Marcus regresó a casa antes del mediodía.
Nunca lo había visto así.
—¿Qué hiciste?
Dejó sobre la mesa una copia de la solicitud rechazada.
Yo continué cerrando una caja.
—Presenté el divorcio.
—¡Estoy hablando de la investigación!
Lo miré.
—Yo también.
Su expresión cambió.
—Shannon solo aparecía en ese formulario por conveniencia administrativa.
—Entonces no tendrás problemas para explicarlo.
—¡Podías preguntarme primero!
Solté una pequeña risa.
—¿Como tú me preguntaste antes de poner a otra mujer donde debía aparecer tu esposa?
Marcus se quedó callado.
Saqué de una carpeta la fotografía que había encontrado bajo su almohada.
La frase seguía detrás.
“Eres la única fe de mi vida militar.”
La dejé frente a él.
Por primera vez perdió completamente la seguridad.
—Eso no significa lo que piensas.
—Ya no me importa lo que significa.
—Su hermano murió por mí.
—Lo sé.
—Le prometí cuidarla.
—También me prometiste una vida.
Aquello lo silenció.
Señalé el diario.
—Cinco años, Marcus.
Mi voz permaneció tranquila.
—Cinco años esperando detrás de una puerta mientras tú construías recuerdos con otra persona.
—Nunca te engañé.
—Tal vez no de la manera que quieres usar para defenderte.
Lo miré directamente.
—Pero cada viaje que me prometiste se lo diste a ella. Cada llamada que no tenías tiempo de contestarme, sí tenías tiempo para contestársela a ella. Y ahora hasta el lugar reservado para tu familia lleva su nombre.
Marcus se sentó.
—Puedo corregirlo.
—Ya lo corregí yo.
En ese momento llamaron a la puerta.
Era Shannon.
Entró alterada.
—Marcus, dijeron que quieren entrevistarme por la solicitud.

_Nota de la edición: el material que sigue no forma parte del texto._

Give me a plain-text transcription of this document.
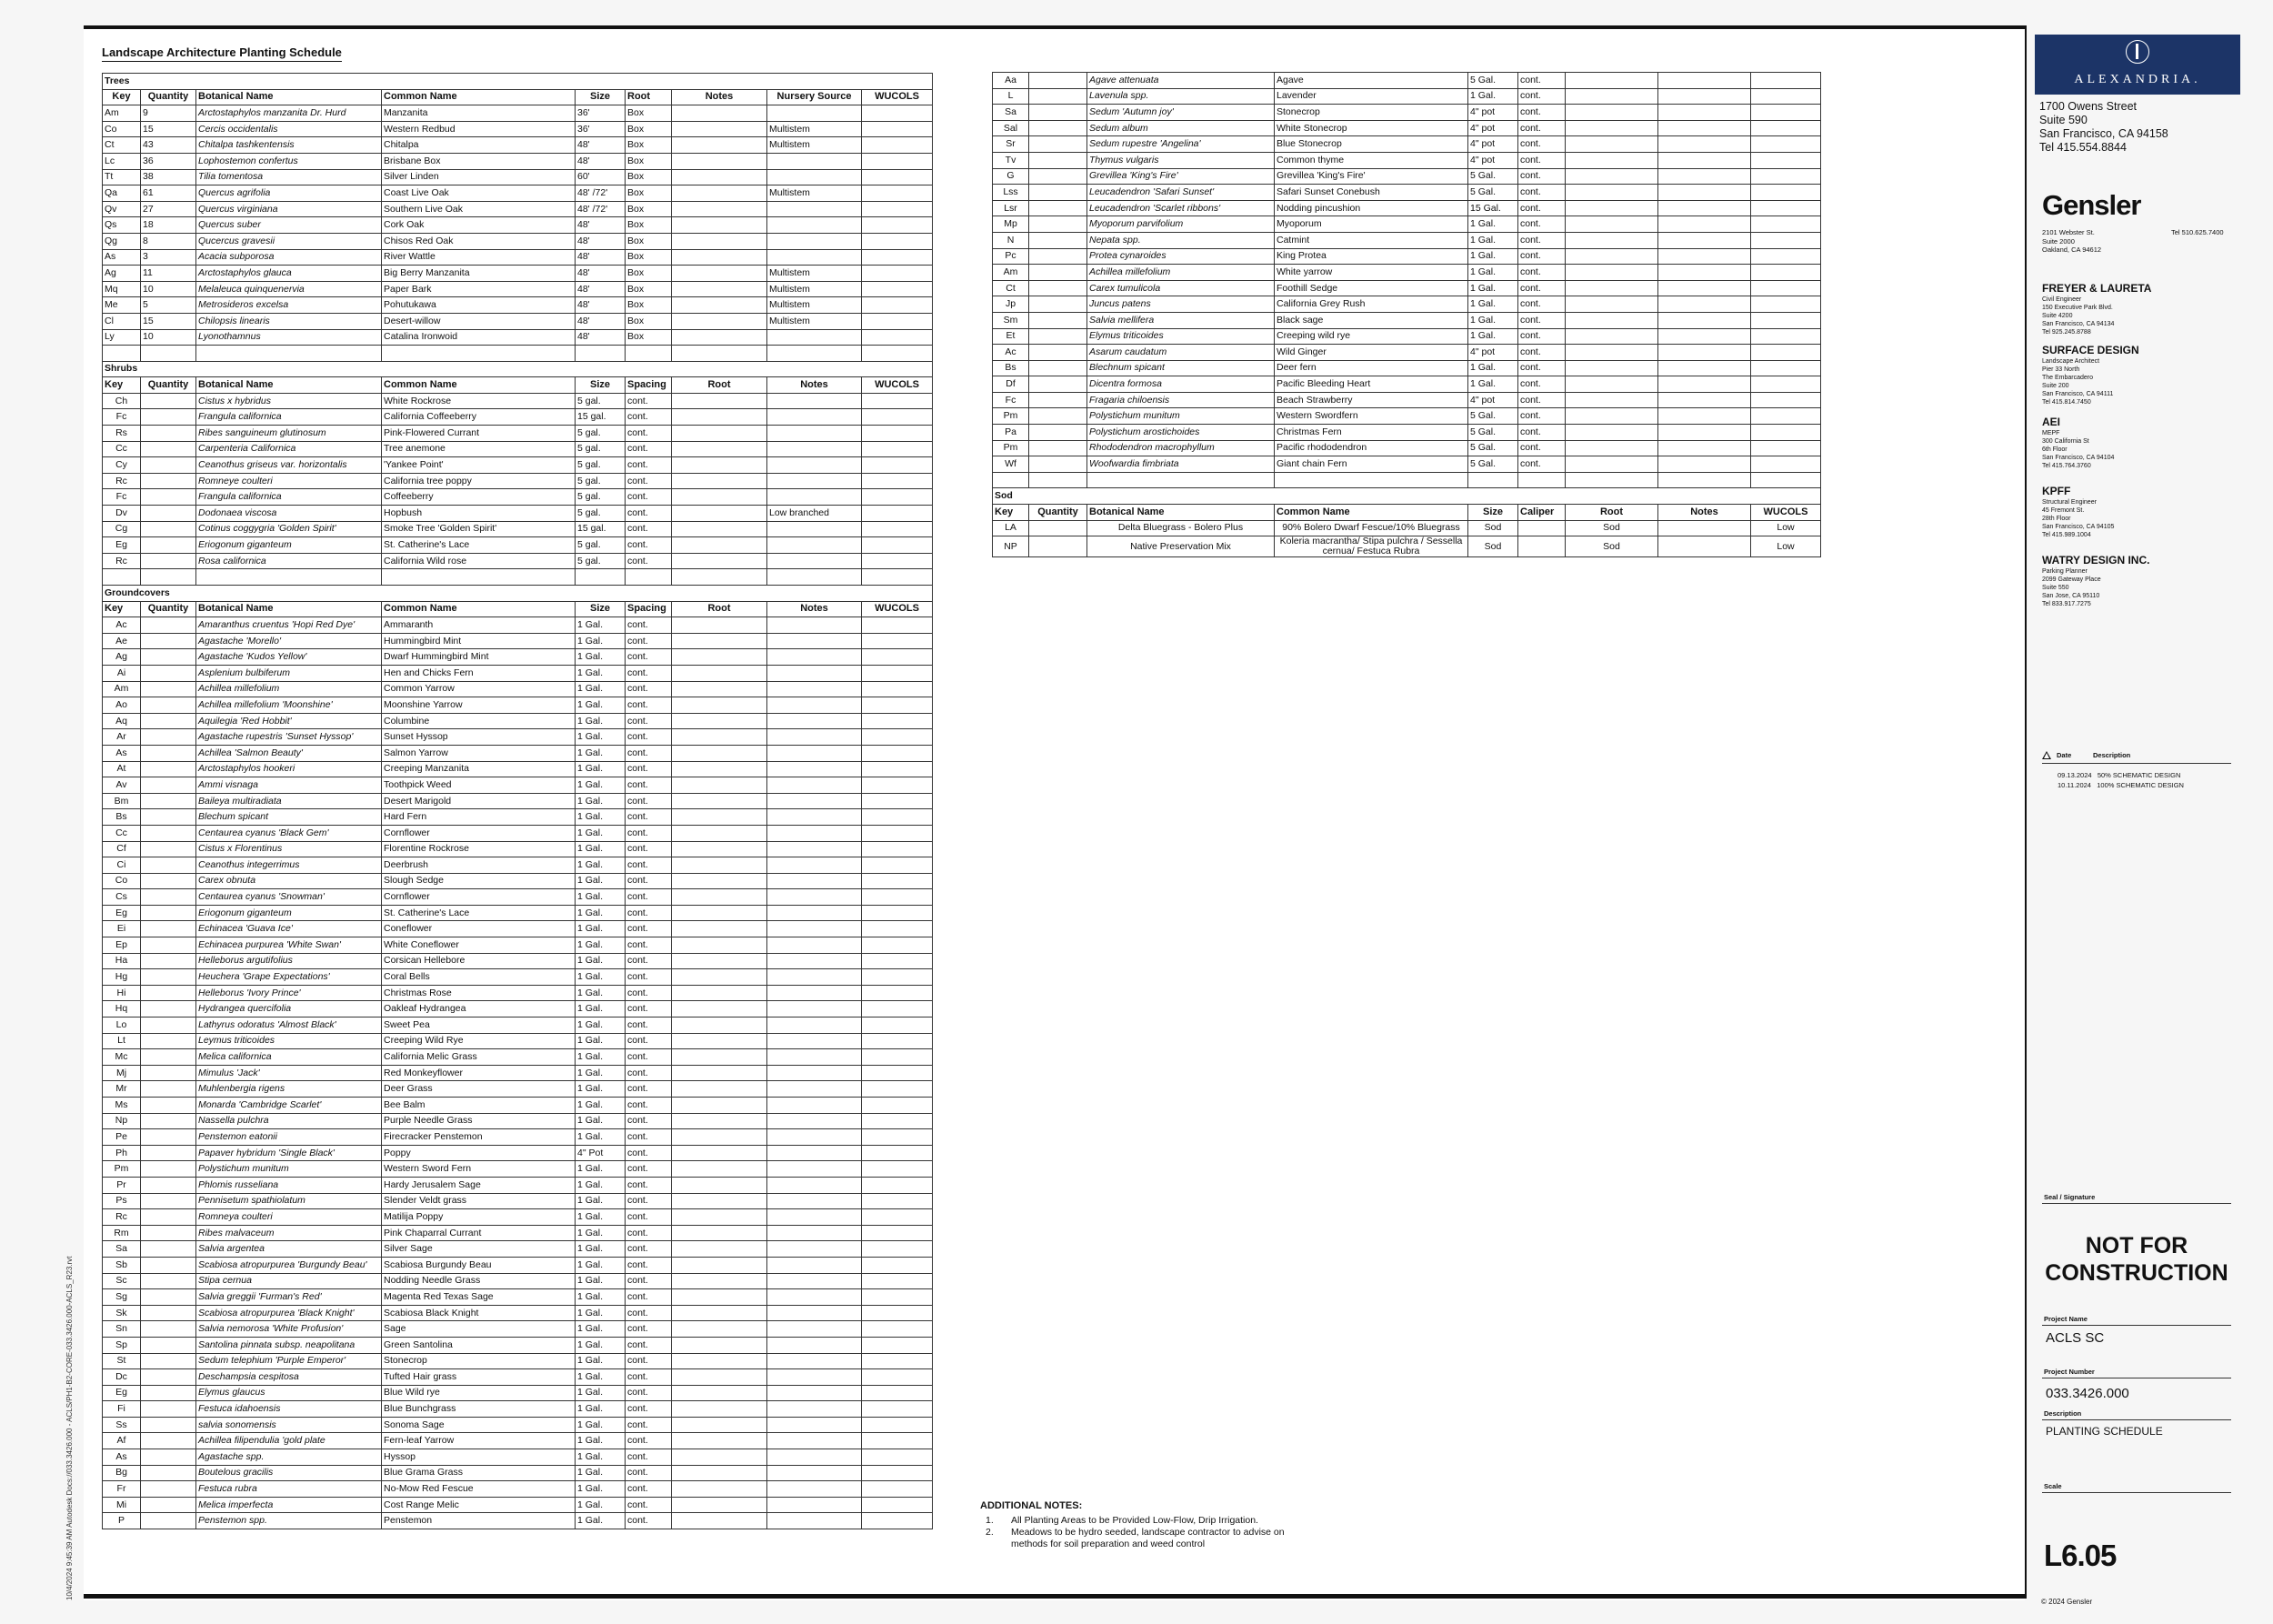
Landscape Architecture Planting Schedule
Trees								
Key	Quantity	Botanical Name	Common Name	Size	Root	Notes	Nursery Source	WUCOLS
Am	9	Arctostaphylos manzanita Dr. Hurd	Manzanita	36'	Box			
Co	15	Cercis occidentalis	Western Redbud	36'	Box		Multistem	
Ct	43	Chitalpa tashkentensis	Chitalpa	48'	Box		Multistem	
Lc	36	Lophostemon confertus	Brisbane Box	48'	Box			
Tt	38	Tilia tomentosa	Silver Linden	60'	Box			
Qa	61	Quercus agrifolia	Coast Live Oak	48' /72'	Box		Multistem	
Qv	27	Quercus virginiana	Southern Live Oak	48' /72'	Box			
Qs	18	Quercus suber	Cork Oak	48'	Box			
Qg	8	Qucercus gravesii	Chisos Red Oak	48'	Box			
As	3	Acacia subporosa	River Wattle	48'	Box			
Ag	11	Arctostaphylos glauca	Big Berry Manzanita	48'	Box		Multistem	
Mq	10	Melaleuca quinquenervia	Paper Bark	48'	Box		Multistem	
Me	5	Metrosideros excelsa	Pohutukawa	48'	Box		Multistem	
Cl	15	Chilopsis linearis	Desert-willow	48'	Box		Multistem	
Ly	10	Lyonothamnus	Catalina Ironwoid	48'	Box			

Shrubs								
Key	Quantity	Botanical Name	Common Name	Size	Spacing	Root	Notes	WUCOLS
Ch		Cistus x hybridus	White Rockrose	5 gal.	cont.			
Fc		Frangula californica	California Coffeeberry	15 gal.	cont.			
Rs		Ribes sanguineum glutinosum	Pink-Flowered Currant	5 gal.	cont.			
Cc		Carpenteria Californica	Tree anemone	5 gal.	cont.			
Cy		Ceanothus griseus var. horizontalis	'Yankee Point'	5 gal.	cont.			
Rc		Romneye coulteri	California tree poppy	5 gal.	cont.			
Fc		Frangula californica	Coffeeberry	5 gal.	cont.			
Dv		Dodonaea viscosa	Hopbush	5 gal.	cont.		Low branched	
Cg		Cotinus coggygria 'Golden Spirit'	Smoke Tree 'Golden Spirit'	15 gal.	cont.			
Eg		Eriogonum giganteum	St. Catherine's Lace	5 gal.	cont.			
Rc		Rosa californica	California Wild rose	5 gal.	cont.			

Groundcovers								
Key	Quantity	Botanical Name	Common Name	Size	Spacing	Root	Notes	WUCOLS
Ac		Amaranthus cruentus 'Hopi Red Dye'	Ammaranth	1 Gal.	cont.			
Ae		Agastache 'Morello'	Hummingbird Mint	1 Gal.	cont.			
Ag		Agastache 'Kudos Yellow'	Dwarf Hummingbird Mint	1 Gal.	cont.			
Ai		Asplenium bulbiferum	Hen and Chicks Fern	1 Gal.	cont.			
Am		Achillea millefolium	Common Yarrow	1 Gal.	cont.			
Ao		Achillea millefolium 'Moonshine'	Moonshine Yarrow	1 Gal.	cont.			
Aq		Aquilegia 'Red Hobbit'	Columbine	1 Gal.	cont.			
Ar		Agastache rupestris 'Sunset Hyssop'	Sunset Hyssop	1 Gal.	cont.			
As		Achillea 'Salmon Beauty'	Salmon Yarrow	1 Gal.	cont.			
At		Arctostaphylos hookeri	Creeping Manzanita	1 Gal.	cont.			
Av		Ammi visnaga	Toothpick Weed	1 Gal.	cont.			
Bm		Baileya multiradiata	Desert Marigold	1 Gal.	cont.			
Bs		Blechum spicant	Hard Fern	1 Gal.	cont.			
Cc		Centaurea cyanus 'Black Gem'	Cornflower	1 Gal.	cont.			
Cf		Cistus x Florentinus	Florentine Rockrose	1 Gal.	cont.			
Ci		Ceanothus integerrimus	Deerbrush	1 Gal.	cont.			
Co		Carex obnuta	Slough Sedge	1 Gal.	cont.			
Cs		Centaurea cyanus 'Snowman'	Cornflower	1 Gal.	cont.			
Eg		Eriogonum giganteum	St. Catherine's Lace	1 Gal.	cont.			
Ei		Echinacea 'Guava Ice'	Coneflower	1 Gal.	cont.			
Ep		Echinacea purpurea 'White Swan'	White Coneflower	1 Gal.	cont.			
Ha		Helleborus argutifolius	Corsican Hellebore	1 Gal.	cont.			
Hg		Heuchera 'Grape Expectations'	Coral Bells	1 Gal.	cont.			
Hi		Helleborus 'Ivory Prince'	Christmas Rose	1 Gal.	cont.			
Hq		Hydrangea quercifolia	Oakleaf Hydrangea	1 Gal.	cont.			
Lo		Lathyrus odoratus 'Almost Black'	Sweet Pea	1 Gal.	cont.			
Lt		Leymus triticoides	Creeping Wild Rye	1 Gal.	cont.			
Mc		Melica californica	California Melic Grass	1 Gal.	cont.			
Mj		Mimulus 'Jack'	Red Monkeyflower	1 Gal.	cont.			
Mr		Muhlenbergia rigens	Deer Grass	1 Gal.	cont.			
Ms		Monarda 'Cambridge Scarlet'	Bee Balm	1 Gal.	cont.			
Np		Nassella pulchra	Purple Needle Grass	1 Gal.	cont.			
Pe		Penstemon eatonii	Firecracker Penstemon	1 Gal.	cont.			
Ph		Papaver hybridum 'Single Black'	Poppy	4" Pot	cont.			
Pm		Polystichum munitum	Western Sword Fern	1 Gal.	cont.			
Pr		Phlomis russeliana	Hardy Jerusalem Sage	1 Gal.	cont.			
Ps		Pennisetum spathiolatum	Slender Veldt grass	1 Gal.	cont.			
Rc		Romneya coulteri	Matilija Poppy	1 Gal.	cont.			
Rm		Ribes malvaceum	Pink Chaparral Currant	1 Gal.	cont.			
Sa		Salvia argentea	Silver Sage	1 Gal.	cont.			
Sb		Scabiosa atropurpurea 'Burgundy Beau'	Scabiosa Burgundy Beau	1 Gal.	cont.			
Sc		Stipa cernua	Nodding Needle Grass	1 Gal.	cont.			
Sg		Salvia greggii 'Furman's Red'	Magenta Red Texas Sage	1 Gal.	cont.			
Sk		Scabiosa atropurpurea 'Black Knight'	Scabiosa Black Knight	1 Gal.	cont.			
Sn		Salvia nemorosa 'White Profusion'	Sage	1 Gal.	cont.			
Sp		Santolina pinnata subsp. neapolitana	Green Santolina	1 Gal.	cont.			
St		Sedum telephium 'Purple Emperor'	Stonecrop	1 Gal.	cont.			
Dc		Deschampsia cespitosa	Tufted Hair grass	1 Gal.	cont.			
Eg		Elymus glaucus	Blue Wild rye	1 Gal.	cont.			
Fi		Festuca idahoensis	Blue Bunchgrass	1 Gal.	cont.			
Ss		salvia sonomensis	Sonoma Sage	1 Gal.	cont.			
Af		Achillea filipendulia 'gold plate	Fern-leaf Yarrow	1 Gal.	cont.			
As		Agastache spp.	Hyssop	1 Gal.	cont.			
Bg		Boutelous gracilis	Blue Grama Grass	1 Gal.	cont.			
Fr		Festuca rubra	No-Mow Red Fescue	1 Gal.	cont.			
Mi		Melica imperfecta	Cost Range Melic	1 Gal.	cont.			
P		Penstemon spp.	Penstemon	1 Gal.	cont.			
Aa		Agave attenuata	Agave	5 Gal.	cont.			
L		Lavenula spp.	Lavender	1 Gal.	cont.			
Sa		Sedum 'Autumn joy'	Stonecrop	4" pot	cont.			
Sal		Sedum album	White Stonecrop	4" pot	cont.			
Sr		Sedum rupestre 'Angelina'	Blue Stonecrop	4" pot	cont.			
Tv		Thymus vulgaris	Common thyme	4" pot	cont.			
G		Grevillea 'King's Fire'	Grevillea 'King's Fire'	5 Gal.	cont.			
Lss		Leucadendron 'Safari Sunset'	Safari Sunset Conebush	5 Gal.	cont.			
Lsr		Leucadendron 'Scarlet ribbons'	Nodding pincushion	15 Gal.	cont.			
Mp		Myoporum parvifolium	Myoporum	1 Gal.	cont.			
N		Nepata spp.	Catmint	1 Gal.	cont.			
Pc		Protea cynaroides	King Protea	1 Gal.	cont.			
Am		Achillea millefolium	White yarrow	1 Gal.	cont.			
Ct		Carex tumulicola	Foothill Sedge	1 Gal.	cont.			
Jp		Juncus patens	California Grey Rush	1 Gal.	cont.			
Sm		Salvia mellifera	Black sage	1 Gal.	cont.			
Et		Elymus triticoides	Creeping wild rye	1 Gal.	cont.			
Ac		Asarum caudatum	Wild Ginger	4" pot	cont.			
Bs		Blechnum spicant	Deer fern	1 Gal.	cont.			
Df		Dicentra formosa	Pacific Bleeding Heart	1 Gal.	cont.			
Fc		Fragaria chiloensis	Beach Strawberry	4" pot	cont.			
Pm		Polystichum munitum	Western Swordfern	5 Gal.	cont.			
Pa		Polystichum arostichoides	Christmas Fern	5 Gal.	cont.			
Pm		Rhododendron macrophyllum	Pacific rhododendron	5 Gal.	cont.			
Wf		Woofwardia fimbriata	Giant chain Fern	5 Gal.	cont.			

Sod								
Key	Quantity	Botanical Name	Common Name	Size	Caliper	Root	Notes	WUCOLS
LA		Delta Bluegrass - Bolero Plus	90% Bolero Dwarf Fescue/10% Bluegrass	Sod		Sod		Low
NP		Native Preservation Mix	Koleria macrantha/ Stipa pulchra / Sessella cernua/ Festuca Rubra	Sod		Sod		Low
ADDITIONAL NOTES:
1.	All Planting Areas to be Provided Low-Flow, Drip Irrigation.
2.	Meadows to be hydro seeded, landscape contractor to advise on methods for soil preparation and weed control
10/4/2024 9:45:39 AM Autodesk Docs://033.3426.000 - ACLS/PH1-B2-CORE-033.3426.000-ACLS_R23.rvt
ALEXANDRIA.
1700 Owens Street
Suite 590
San Francisco, CA 94158
Tel 415.554.8844
Gensler
2101 Webster St.
Suite 2000
Oakland, CA 94612
Tel 510.625.7400
FREYER & LAURETA
Civil Engineer
150 Executive Park Blvd.
Suite 4200
San Francisco, CA 94134
Tel 925.245.8788
SURFACE DESIGN
Landscape Architect
Pier 33 North
The Embarcadero
Suite 200
San Francisco, CA 94111
Tel 415.814.7450
AEI
MEPF
300 California St
6th Floor
San Francisco, CA 94104
Tel 415.764.3760
KPFF
Structural Engineer
45 Fremont St.
28th Floor
San Francisco, CA 94105
Tel 415.989.1004
WATRY DESIGN INC.
Parking Planner
2099 Gateway Place
Suite 550
San Jose, CA 95110
Tel 833.917.7275
Date	Description
09.13.2024 50% SCHEMATIC DESIGN
10.11.2024 100% SCHEMATIC DESIGN
Seal / Signature
NOT FOR
CONSTRUCTION
Project Name
ACLS SC
Project Number
033.3426.000
Description
PLANTING SCHEDULE
Scale
L6.05
© 2024 Gensler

Después me vio junto a las cajas.
—¿Te vas?
—Sí.
Shannon miró a Marcus.
—Dile que todo fue idea tuya.
El silencio se volvió pesado.
Marcus levantó lentamente la cabeza.
—¿Qué?
Shannon palideció.
—Quiero decir… tú dijiste que sería más sencillo si aparecía yo.
Marcus se puso de pie.
—Me dijiste que el formulario permitía registrar a una persona de apoyo.
—Porque eso me dijeron.
—No.
Marcus tomó el documento.
—Aquí dice claramente familiar acompañante.
Shannon dejó de hablar.
Yo tampoco intervine.
Ya no necesitaba descubrir quién mentía más.
La investigación se encargaría de establecer qué había ocurrido con los documentos.
Mi matrimonio, en cambio, ya tenía respuesta.
Tomé mi maleta.
Marcus bloqueó la puerta.
—Espera.
—Muévete.
—Cinco años no pueden terminar así.
—No terminaron hoy.
Lo miré.
—Terminaron poco a poco cada vez que elegiste hacerme esperar mientras corrías hacia ella.
Sus ojos se humedecieron.
—¿Todavía me amas?
La pregunta llegó demasiado tarde.
—Probablemente.
Marcus pareció recuperar esperanza.
Entonces terminé:
—Pero finalmente aprendí que amar a alguien no significa esperarlo para siempre.
Se apartó.
Salí.
Semanas después, Marcus me llamó desde un número desconocido.
Contesté pensando que podía tratarse del abogado.
—La investigación terminó —dijo.
No pregunté el resultado.
—Shannon admitió que insistió en aparecer en varios documentos y que yo permití cosas que nunca debí permitir.
Guardé silencio.
—Pedí corregir todos los registros.
—Bien.
—Y solicité traslado.
—Bien.
—Hay un lugar disponible para familiares en mi próxima asignación.
Cerré los ojos.
Cinco años atrás aquella frase habría sido mi sueño.
Ahora solo parecía triste.
—Quiero que vengas conmigo —dijo.
—Marcus, ya no soy tu familia acompañante.
Su respiración se quebró.
—¿Entonces qué soy para ti?

Miré por la ventana de mi nuevo apartamento.
Por primera vez en años había comprado un billete para viajar sola.
No para esperar a nadie.
No para despedir a nadie.
Para mí.
—Un hombre al que amé mucho.
Hice una pausa.
—Y al que esperé demasiado.
Colgué.
Durante cinco años pensé que demostrar amor significaba permanecer en el mismo sitio hasta que Marcus regresara.
Solo después de marcharme comprendí algo:
yo también tenía lugares a los que llegar.